ProUIE: A Macro-to-Micro Progressive Learning Method for LLM-based Universal Information Extraction

arXiv cs.CL / 4/14/2026

💬 OpinionSignals & Early TrendsIdeas & Deep AnalysisModels & Research

Key Points

  • The paper introduces ProUIE, a macro-to-micro progressive learning method for LLM-based universal information extraction that aims to improve results without adding any external information.
  • ProUIE uses three stages: complete modeling (CM) to learn NER/RE/EE in intrinsic difficulty order, streamlined alignment (SA) to regularize and simplify structured outputs, and deep exploration (DE) using GRPO with stepwise fine-grained rewards.
  • Experiments across 36 public datasets show ProUIE consistently boosts unified extraction performance and outperforms strong instruction-tuned baselines for NER and RE.
  • The method achieves these gains using a smaller backbone and reports clear improvements for large-scale, production-oriented information extraction settings.

Abstract

LLM-based universal information extraction (UIE) methods often rely on additional information beyond the original training data, which increases training complexity yet often yields limited gains.
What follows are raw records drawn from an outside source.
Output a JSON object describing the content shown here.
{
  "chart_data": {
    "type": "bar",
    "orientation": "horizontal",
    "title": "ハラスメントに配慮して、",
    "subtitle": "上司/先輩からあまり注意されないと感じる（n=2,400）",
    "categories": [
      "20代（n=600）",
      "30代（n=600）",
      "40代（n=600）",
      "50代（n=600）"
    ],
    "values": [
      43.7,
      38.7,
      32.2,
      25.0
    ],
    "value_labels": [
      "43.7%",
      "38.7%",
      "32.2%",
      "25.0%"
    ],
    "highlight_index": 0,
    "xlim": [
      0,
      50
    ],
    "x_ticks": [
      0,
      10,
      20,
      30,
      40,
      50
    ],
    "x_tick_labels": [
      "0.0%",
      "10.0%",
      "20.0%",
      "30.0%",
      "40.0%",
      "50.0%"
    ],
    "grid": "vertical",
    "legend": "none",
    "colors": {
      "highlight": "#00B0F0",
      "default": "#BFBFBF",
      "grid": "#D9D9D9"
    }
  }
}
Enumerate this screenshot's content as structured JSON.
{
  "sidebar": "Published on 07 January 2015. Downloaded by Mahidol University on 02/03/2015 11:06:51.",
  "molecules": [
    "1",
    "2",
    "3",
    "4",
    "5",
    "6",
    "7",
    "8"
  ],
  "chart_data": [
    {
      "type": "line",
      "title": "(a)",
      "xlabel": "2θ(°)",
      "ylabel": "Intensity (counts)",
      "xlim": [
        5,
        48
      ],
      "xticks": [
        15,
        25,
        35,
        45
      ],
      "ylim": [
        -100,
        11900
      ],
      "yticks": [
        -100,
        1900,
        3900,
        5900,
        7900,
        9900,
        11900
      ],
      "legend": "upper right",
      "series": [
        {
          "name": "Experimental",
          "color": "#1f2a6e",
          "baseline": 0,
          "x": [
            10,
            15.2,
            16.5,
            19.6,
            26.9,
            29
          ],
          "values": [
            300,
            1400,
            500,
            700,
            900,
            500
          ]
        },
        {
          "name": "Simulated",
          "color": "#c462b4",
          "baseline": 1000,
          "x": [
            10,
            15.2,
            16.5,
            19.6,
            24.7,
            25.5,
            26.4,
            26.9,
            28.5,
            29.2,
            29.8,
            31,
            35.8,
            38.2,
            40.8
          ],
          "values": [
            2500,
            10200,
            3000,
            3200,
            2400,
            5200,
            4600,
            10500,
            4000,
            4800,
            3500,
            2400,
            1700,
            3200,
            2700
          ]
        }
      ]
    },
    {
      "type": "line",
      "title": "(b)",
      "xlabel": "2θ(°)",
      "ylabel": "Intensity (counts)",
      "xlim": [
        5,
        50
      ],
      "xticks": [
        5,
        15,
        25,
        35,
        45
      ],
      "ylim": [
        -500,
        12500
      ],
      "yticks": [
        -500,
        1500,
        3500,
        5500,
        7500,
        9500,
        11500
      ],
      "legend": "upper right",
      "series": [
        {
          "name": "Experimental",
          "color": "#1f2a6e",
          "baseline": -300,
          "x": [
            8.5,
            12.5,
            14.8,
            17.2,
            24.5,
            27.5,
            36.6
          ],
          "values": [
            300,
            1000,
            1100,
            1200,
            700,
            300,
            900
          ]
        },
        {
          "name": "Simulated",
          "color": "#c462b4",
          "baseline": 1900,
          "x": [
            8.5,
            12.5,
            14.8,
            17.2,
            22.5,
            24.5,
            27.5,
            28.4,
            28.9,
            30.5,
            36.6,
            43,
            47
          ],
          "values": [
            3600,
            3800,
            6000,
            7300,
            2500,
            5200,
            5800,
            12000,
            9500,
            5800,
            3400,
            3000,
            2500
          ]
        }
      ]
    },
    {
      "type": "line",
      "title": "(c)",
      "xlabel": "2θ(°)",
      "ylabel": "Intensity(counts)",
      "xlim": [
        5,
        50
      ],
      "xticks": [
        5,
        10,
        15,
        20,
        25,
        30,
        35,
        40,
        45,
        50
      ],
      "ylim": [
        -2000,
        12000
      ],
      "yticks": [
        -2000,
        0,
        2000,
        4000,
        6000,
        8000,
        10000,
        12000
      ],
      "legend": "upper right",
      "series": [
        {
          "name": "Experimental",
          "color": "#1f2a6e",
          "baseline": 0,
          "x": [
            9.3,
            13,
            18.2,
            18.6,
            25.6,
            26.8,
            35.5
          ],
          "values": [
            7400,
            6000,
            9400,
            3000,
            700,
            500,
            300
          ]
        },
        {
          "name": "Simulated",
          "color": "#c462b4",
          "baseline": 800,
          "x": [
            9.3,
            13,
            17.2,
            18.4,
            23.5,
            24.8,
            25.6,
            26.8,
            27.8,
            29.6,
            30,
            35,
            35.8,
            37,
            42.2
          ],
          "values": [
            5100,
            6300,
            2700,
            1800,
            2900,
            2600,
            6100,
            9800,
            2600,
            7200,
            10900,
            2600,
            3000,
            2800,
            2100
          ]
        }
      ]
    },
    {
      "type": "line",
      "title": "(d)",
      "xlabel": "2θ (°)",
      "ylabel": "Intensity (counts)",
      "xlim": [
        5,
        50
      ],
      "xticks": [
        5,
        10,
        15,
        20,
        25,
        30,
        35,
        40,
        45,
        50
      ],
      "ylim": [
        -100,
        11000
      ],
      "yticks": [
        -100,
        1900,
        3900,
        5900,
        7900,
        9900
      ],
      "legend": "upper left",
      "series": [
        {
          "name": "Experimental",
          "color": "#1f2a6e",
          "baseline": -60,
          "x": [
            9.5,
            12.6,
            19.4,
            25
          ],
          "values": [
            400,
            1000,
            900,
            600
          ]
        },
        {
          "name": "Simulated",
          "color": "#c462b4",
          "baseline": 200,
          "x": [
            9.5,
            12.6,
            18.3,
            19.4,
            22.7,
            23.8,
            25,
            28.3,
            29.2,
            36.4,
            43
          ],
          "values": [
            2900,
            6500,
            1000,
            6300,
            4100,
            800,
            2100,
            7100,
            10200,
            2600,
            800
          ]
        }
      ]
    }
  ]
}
To address this, we propose ProUIE, a Macro-to-Micro progressive learning approach that improves UIE without introducing any external information. ProUIE consists of three stages: (i) macro-level Complete Modeling (CM), which learns NER, RE, and EE along their intrinsic difficulty order on the full training data to build a unified extraction foundation, (ii) meso-level Streamlined Alignment (SA), which operates on sampled data with simplified target formats, streamlining and regularizing structured outputs to make them more concise and controllable, and (iii) micro-level Deep Exploration (DE), which applies GRPO with stepwise fine-grained rewards (SFR) over structural units to guide exploration and improve performance. Experiments on 36 public datasets show that ProUIE consistently improves unified extraction, outperforming strong instruction-tuned baselines on average for NER and RE while using a smaller backbone, and it further demonstrates clear gains in large-scale production-oriented information extraction.